Malgré les menaces du secteur de l’argan (changement climatique, informel, manque de traçabilité, ramassage intensif du fruit, plantation d’arganiers dans d’autres pays…), « la filière se trouve dans l’obligation de saisir quelques opportunités sur la table : l’accompagnement de la Génération Green, les tendances bio, l’appui institutionnel, le Green Deal, les tendances du Clean Beauty, la grande dynamique du marché asiatique et l’e-commerce », énumère M. Khibabi.
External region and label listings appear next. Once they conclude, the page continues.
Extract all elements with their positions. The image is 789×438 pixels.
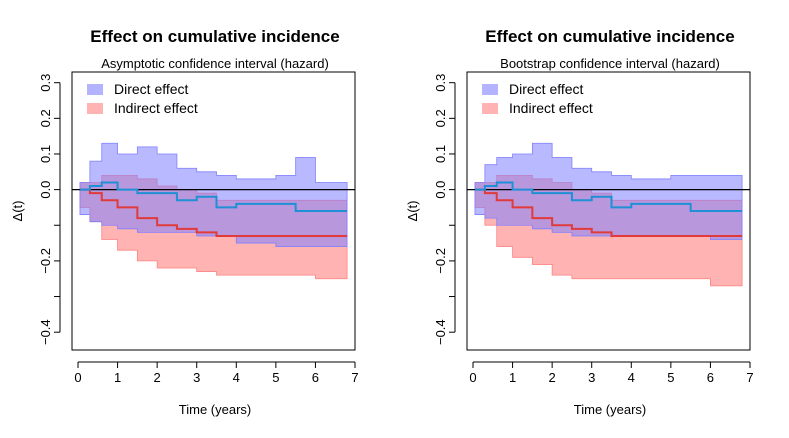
legend-swatch bbox=[482, 103, 498, 114]
y-tick-label: −0.2 bbox=[38, 248, 53, 274]
y-tick-label: 0.0 bbox=[433, 181, 448, 199]
legend-label: Indirect effect bbox=[509, 100, 593, 116]
x-tick-label: 3 bbox=[193, 370, 200, 385]
x-tick-label: 4 bbox=[233, 370, 240, 385]
x-tick-label: 5 bbox=[667, 370, 674, 385]
legend-label: Direct effect bbox=[114, 81, 189, 97]
y-tick-label: −0.4 bbox=[38, 319, 53, 345]
plot-frame bbox=[71, 71, 356, 351]
y-tick-label: −0.2 bbox=[433, 248, 448, 274]
x-tick-label: 2 bbox=[549, 370, 556, 385]
x-tick-label: 6 bbox=[312, 370, 319, 385]
legend-swatch bbox=[87, 84, 103, 95]
x-tick-label: 3 bbox=[588, 370, 595, 385]
x-tick-label: 5 bbox=[272, 370, 279, 385]
x-tick-label: 7 bbox=[746, 370, 753, 385]
x-axis-label: Time (years) bbox=[574, 402, 646, 417]
x-tick-label: 2 bbox=[154, 370, 161, 385]
y-axis-label: Δ(t) bbox=[10, 201, 25, 222]
y-tick-label: 0.3 bbox=[433, 74, 448, 92]
indirect-effect-estimate-line bbox=[474, 188, 743, 237]
chart-title: Effect on cumulative incidence bbox=[485, 27, 734, 46]
y-tick-label: 0.2 bbox=[433, 109, 448, 127]
y-tick-label: 0.2 bbox=[38, 109, 53, 127]
x-tick-label: 0 bbox=[74, 370, 81, 385]
x-tick-label: 4 bbox=[628, 370, 635, 385]
chart-subtitle: Bootstrap confidence interval (hazard) bbox=[500, 56, 720, 71]
chart-subtitle: Asymptotic confidence interval (hazard) bbox=[101, 56, 329, 71]
x-axis-label: Time (years) bbox=[179, 402, 251, 417]
y-axis-label: Δ(t) bbox=[405, 201, 420, 222]
legend-swatch bbox=[87, 103, 103, 114]
x-tick-label: 0 bbox=[469, 370, 476, 385]
chart-title: Effect on cumulative incidence bbox=[90, 27, 339, 46]
y-tick-label: 0.1 bbox=[38, 145, 53, 163]
x-tick-label: 1 bbox=[509, 370, 516, 385]
chart-panel-2: Effect on cumulative incidence Bootstrap … bbox=[405, 27, 754, 417]
direct-effect-ci-band bbox=[79, 142, 348, 248]
legend-swatch bbox=[482, 84, 498, 95]
direct-effect-estimate-line bbox=[79, 181, 348, 212]
x-tick-label: 1 bbox=[114, 370, 121, 385]
chart-panel-1: Effect on cumulative incidence Asymptotic… bbox=[10, 27, 359, 417]
x-tick-label: 6 bbox=[707, 370, 714, 385]
legend-label: Indirect effect bbox=[114, 100, 198, 116]
direct-effect-ci-band bbox=[474, 142, 743, 240]
y-tick-label: 0.0 bbox=[38, 181, 53, 199]
y-tick-label: 0.1 bbox=[433, 145, 448, 163]
y-tick-label: 0.3 bbox=[38, 74, 53, 92]
indirect-effect-estimate-line bbox=[79, 188, 348, 237]
x-tick-label: 7 bbox=[351, 370, 358, 385]
legend-label: Direct effect bbox=[509, 81, 584, 97]
y-tick-label: −0.4 bbox=[433, 319, 448, 345]
plot-frame bbox=[466, 71, 751, 351]
direct-effect-estimate-line bbox=[474, 181, 743, 212]
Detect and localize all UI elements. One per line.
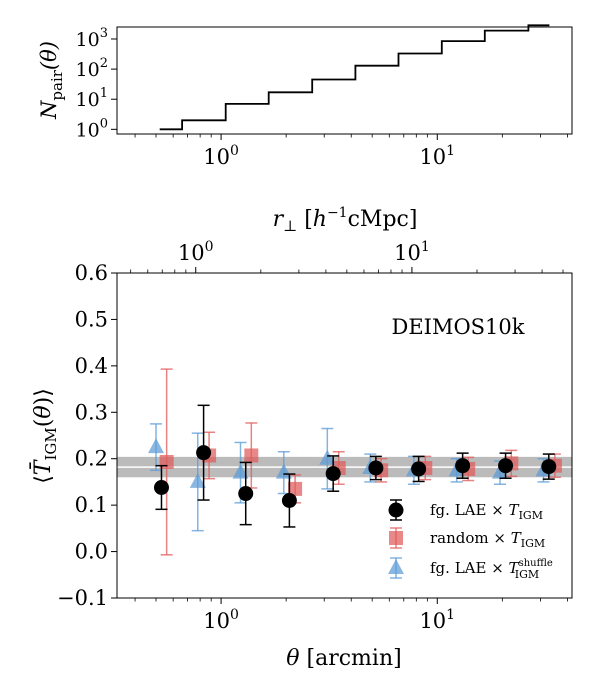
top-ytick-label: 101 (76, 86, 108, 111)
data-point (541, 459, 557, 475)
legend-label: random × TIGM (430, 529, 545, 550)
data-point (153, 480, 169, 495)
data-point (244, 448, 259, 463)
ytick-label: 0.3 (75, 400, 108, 424)
top-ytick-label: 100 (76, 116, 108, 141)
data-point (455, 458, 471, 474)
legend: fg. LAE × TIGM random × TIGM fg. LAE × Tsh… (388, 499, 553, 581)
top-ytick-label: 103 (76, 26, 108, 51)
data-point (196, 445, 212, 461)
ytick-label: 0.1 (75, 493, 108, 517)
top-xlabel: r⊥ [h−1cMpc] (273, 205, 418, 235)
data-point (148, 438, 165, 454)
legend-label: fg. LAE × TIGM (430, 501, 543, 522)
data-point (325, 466, 341, 482)
data-point (232, 463, 249, 479)
legend-marker (389, 531, 403, 545)
pair-count-panel: 100 101 100 101 102 103 Npair(θ) (37, 24, 573, 169)
top-axis-ticks: 100 101 100 101 102 103 (76, 26, 568, 169)
data-point (281, 493, 297, 508)
bottom-axis-ticks: −0.1 0.0 0.1 0.2 0.3 0.4 0.5 0.6 100 101 (57, 261, 568, 633)
bottom-xlabel: θ [arcmin] (286, 646, 401, 671)
top-xtick-label: 100 (203, 143, 239, 169)
series-triangle (148, 423, 552, 532)
bottom-plot-frame (116, 272, 573, 599)
legend-marker (388, 502, 404, 518)
legend-label: fg. LAE × Tshuffle IGM (430, 558, 553, 581)
annotation-label: DEIMOS10k (391, 315, 524, 339)
ytick-label: 0.0 (75, 540, 108, 564)
series-circle (153, 404, 557, 528)
data-point (411, 461, 427, 477)
xtick-label: 101 (419, 607, 455, 633)
top-xtick-label: 101 (419, 143, 455, 169)
bottom-ylabel: ⟨T̄IGM(θ)⟩ (29, 388, 60, 484)
top-plot-frame (116, 26, 573, 135)
top-secondary-axis-ticks: 100 101 (130, 239, 564, 273)
data-point (368, 460, 384, 476)
data-point (288, 481, 303, 496)
legend-marker (388, 559, 404, 574)
data-point (491, 463, 508, 479)
ytick-label: 0.5 (75, 307, 108, 331)
ytick-label: 0.6 (75, 261, 108, 285)
data-point (498, 458, 514, 474)
top-axis-tick-label: 100 (178, 239, 214, 265)
data-point (275, 463, 292, 479)
xtick-label: 100 (203, 607, 239, 633)
correlation-panel: −0.1 0.0 0.1 0.2 0.3 0.4 0.5 0.6 100 101 100 101 D… (29, 205, 573, 671)
top-ylabel: Npair(θ) (37, 41, 66, 120)
series-square (159, 368, 562, 556)
ytick-label: 0.2 (75, 447, 108, 471)
ytick-label: 0.4 (75, 354, 108, 378)
top-axis-tick-label: 101 (394, 239, 430, 265)
pair-count-step-line (159, 24, 550, 131)
top-ytick-label: 102 (76, 56, 108, 81)
data-point (189, 472, 206, 488)
data-point (319, 449, 336, 465)
data-point (238, 486, 254, 502)
series-layer (148, 368, 562, 556)
ytick-label: −0.1 (57, 586, 108, 610)
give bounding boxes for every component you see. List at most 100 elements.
Enfin, Morocco Foodex a proposé 4 stratégies pour développer les exportations d’huile d’argan. « Le secteur de l’argan a plusieurs possibilités. D’un côté, nous devons consolider les marchés existants, via plus de promotion et de repositionnement du produit. D’un autre côté, le Maroc pourra intégrer de nouveaux marchés en profitant de la dynamique du marché asiatique par exemple. En outre, agir sur le produit lui-même reste une autre carte à jouer, tout en restant sur les mêmes marchés et développer de nouveaux produits. Enfin, le secteur pourra diversifier ses exportations, pour commercialiser ainsi des nouveaux produits adaptés à des nouveaux clients », conclut M. Khibabi.